On Fri, Jul 18, 2008 at 09:07:23AM +1000, Shehjar Tikoo wrote:
> J. Bruce Fields wrote:
>> On Wed, Jul 16, 2008 at 11:44:13AM +1000, Shehjar Tikoo wrote:
>>> Please see the attached patches for adding
>>> pre-allocation support into nfsd writes. Comments follow.
>>> a. 01_vfs_fallocate.patch
>>> Adds vfs_fallocate. Basically, encapsulates the call to
>>> inode->i_op->fallocate, which is currently called directly from
>>> sys_fallocate, which takes a file descriptor as argument, but nfsd
>>> needs to operate on struct file's.
>>> b. 02_init_file_prealloc_limit.patch
>>> Adds a new member to struct file, to keep track of how much has been
>>> preallocated for this file. For now, adding to struct file seemed an
>>> easy way to keep per-file state about preallocation but this can be
>>> changed to use a nfsd-specific hash table that maps (dev, ino) to
>>> per-file pre-allocation state.
>>> c. 03_nfsd_fallocate.patch
>>> Wires in the call to vfs_fallocate into nfsd_vfs_write.
>>> For now, the function nfsd_get_prealloc_len uses a very simple
>>> method to determine when and how much to pre-allocate. This can change
>>> if needed.
>>> This patch also adds two module_params that control pre-allocation:
>>> 1. /sys/module/nfsd/parameters/nfsd_prealloc
>>> Determine whether to pre-allocate.
>>> 2. /sys/module/nfsd/parameters/nfsd_prealloc_len
>>> How much to pre-allocate. Default is 5Megs.
>> So, if I understand the algorithm right:
>> - Initialize f_prealloc_len to 0.
>> - Ignore any write(offset, cnt) contained entirely in the range
>> (0, f_prealloc_len).
>> - For any write outside that range, extend f_prealloc_len to
>> offset + 5MB and call vfs_alloc(., ., offset, 5MB)
>> (where the 5MB is actually the configurable nfsd_prealloc_len parameter
> Yes. However, it doesnt handle all the ways in which write requests
> can come in at the server but the aim was to test for sequential
> writes as a proof of concept first.
>>> The patches are based against 220.127.116.11.
>>> See the following two plots for read and write performance, with and
>>> without pre-allocation support. Tests were run using iozone. The
>>> filesystem was ext4 with extents enabled. The testbed used two Itanium
>>> machines as client and server, connected through a Gbit network with
>>> jumbo frames enabled. The filesystem was aged with various iozone and
>>> kernel compilation workloads that consumed 45G of a 64G disk.
>>> Server side mount options:
>>> Client side mount options:
>>> 1. Read test
>> Sorry, I don't understand exactly what iozone is doing in this test (and
>> the below).
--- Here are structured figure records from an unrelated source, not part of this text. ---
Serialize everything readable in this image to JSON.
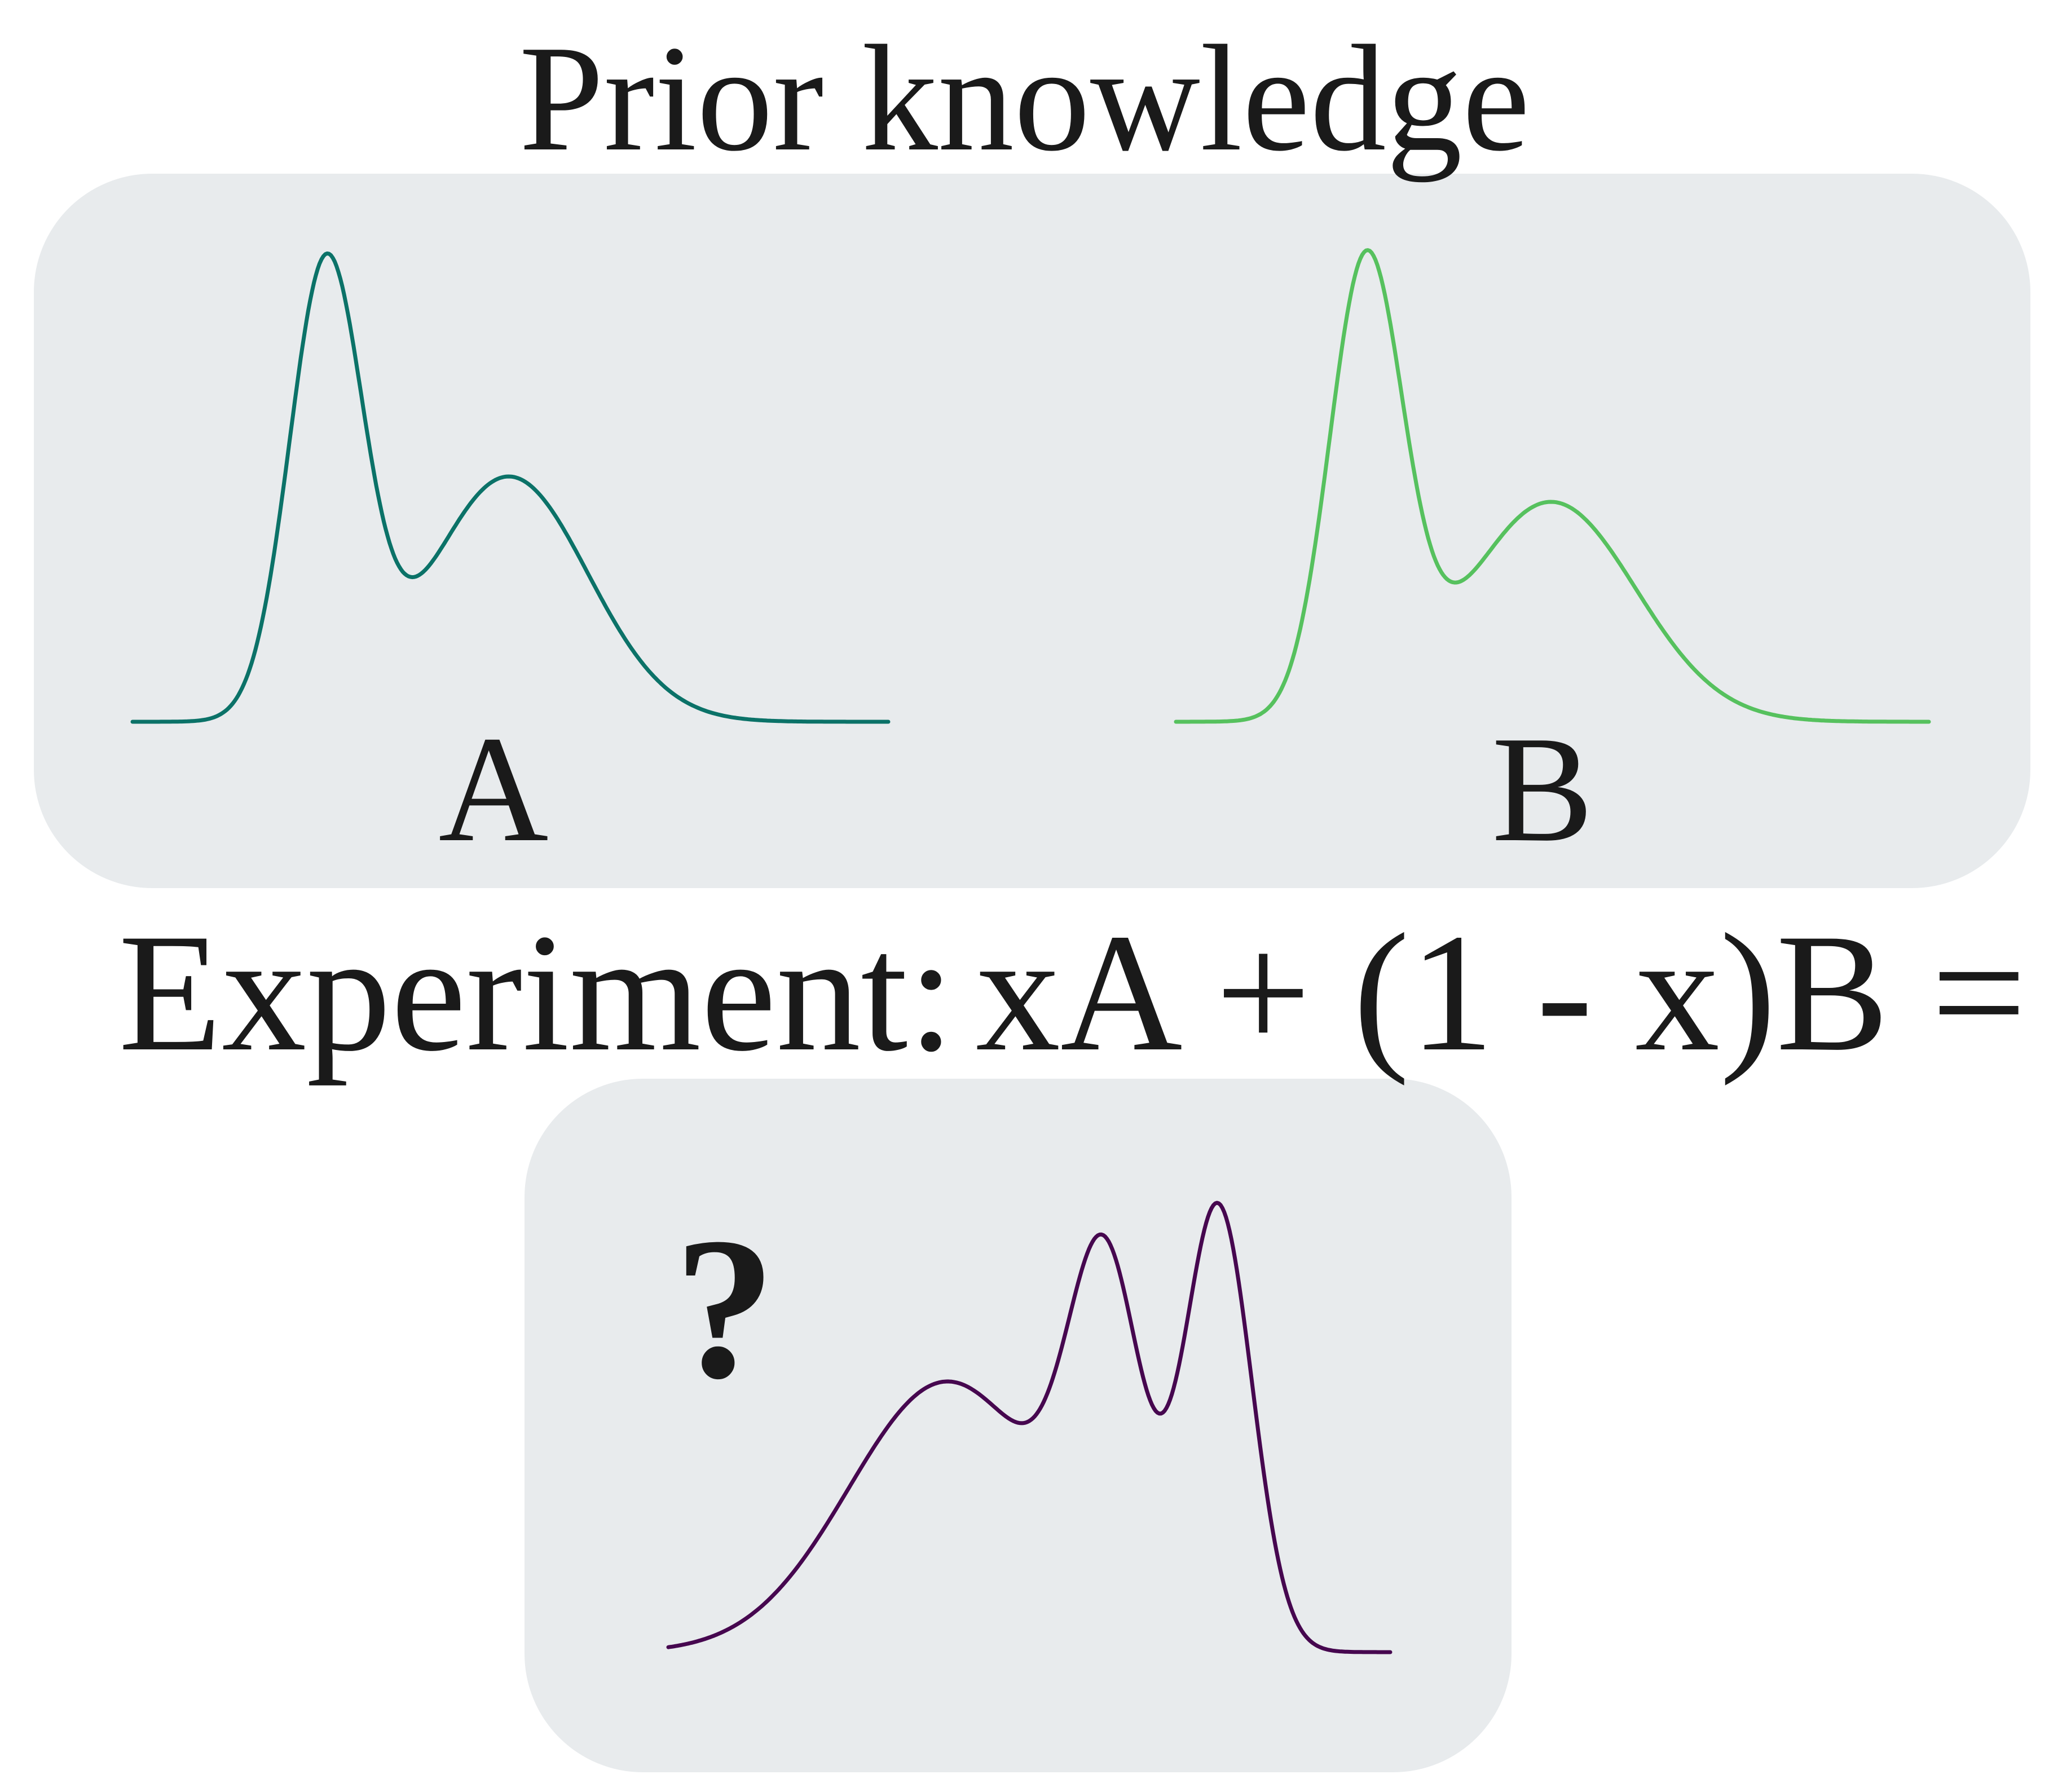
{
  "title": "Prior knowledge",
  "prior_panel": {
    "spectrum_a": {
      "label": "A",
      "color": "#0b7268"
    },
    "spectrum_b": {
      "label": "B",
      "color": "#56c15e"
    }
  },
  "experiment": {
    "label": "Experiment:",
    "equation": "xA + (1 - x)B ="
  },
  "result_panel": {
    "unknown_symbol": "?",
    "color": "#46074f"
  },
  "colors": {
    "panel_background": "#e8ebed",
    "text": "#1a1a1a"
  }
}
Is it just doing sequential 64k reads (or, below, writes)
>> through a 2G file?
> Yes, write tests involve sequential writes with and without
> pre-allocation. The read tests read back the same file sequentially.
> So if we set nfsd_prealloc_len to 5Megs, then the sequential writes
> will be written to preallocated blocks of 5Megs. Once nfsd realizes
> that we've written to the previously pre-allocated block, it will
> pre-allocate another 5Mb block. The corresponding read test will be read
> back the same file to determine the affect of
> 5Meg preallocation on read throughput.
>>> Read throughput clearly benefits due to the contiguity of disk blocks.
>>> In the best case, i.e. with pre-allocation of 4 and 5 Mb during the
>>> writing of the test file, throughput, during read of the same
>>> file, more than doubles.
>>> 2. Write test
>>> Going just by read performance, pre-allocation would be a nice thing
>>> to have *but* note that write throughput also decreases drastically,
>>> by almost 10 Mb/sec with just 1Mb of pre-allocation.
>> So I guess it's not surprising--you're doing extra work at write time in
>> order to make the reads go faster.
> True. With ext4 it looks like pre-allocation algorithm is not fast
> enough to help nfsd maintain the same throughput as the no
> pre-allocation case. XFS, with its B-tree oriented approach, might
> help but this patch remains to be tested on XFS.
>> A general question: since this preallocation isn't already being done by
>> the filesystem, there must be some reason you think it's appropriate for
>> nfsd but not for other users. What makes nfsd special?
> Nothing special about nfsd. I've been looking at NFS performance so
> thats what I focus on with this patch. As I said in an earlier email,
> the ideal way would be to incorporate pre-allocation into VFS for
> writes which need O_SYNC. The motivation to do that is not so high
> because both ext4 and XFS now do delayed allocation for buffered
OK, fair enough. By the way, if you have code you want to merge at some
point, watch the style:
>>> + if(file->f_prealloc_limit > (offset + cnt))
We normally put a space after the "if" there.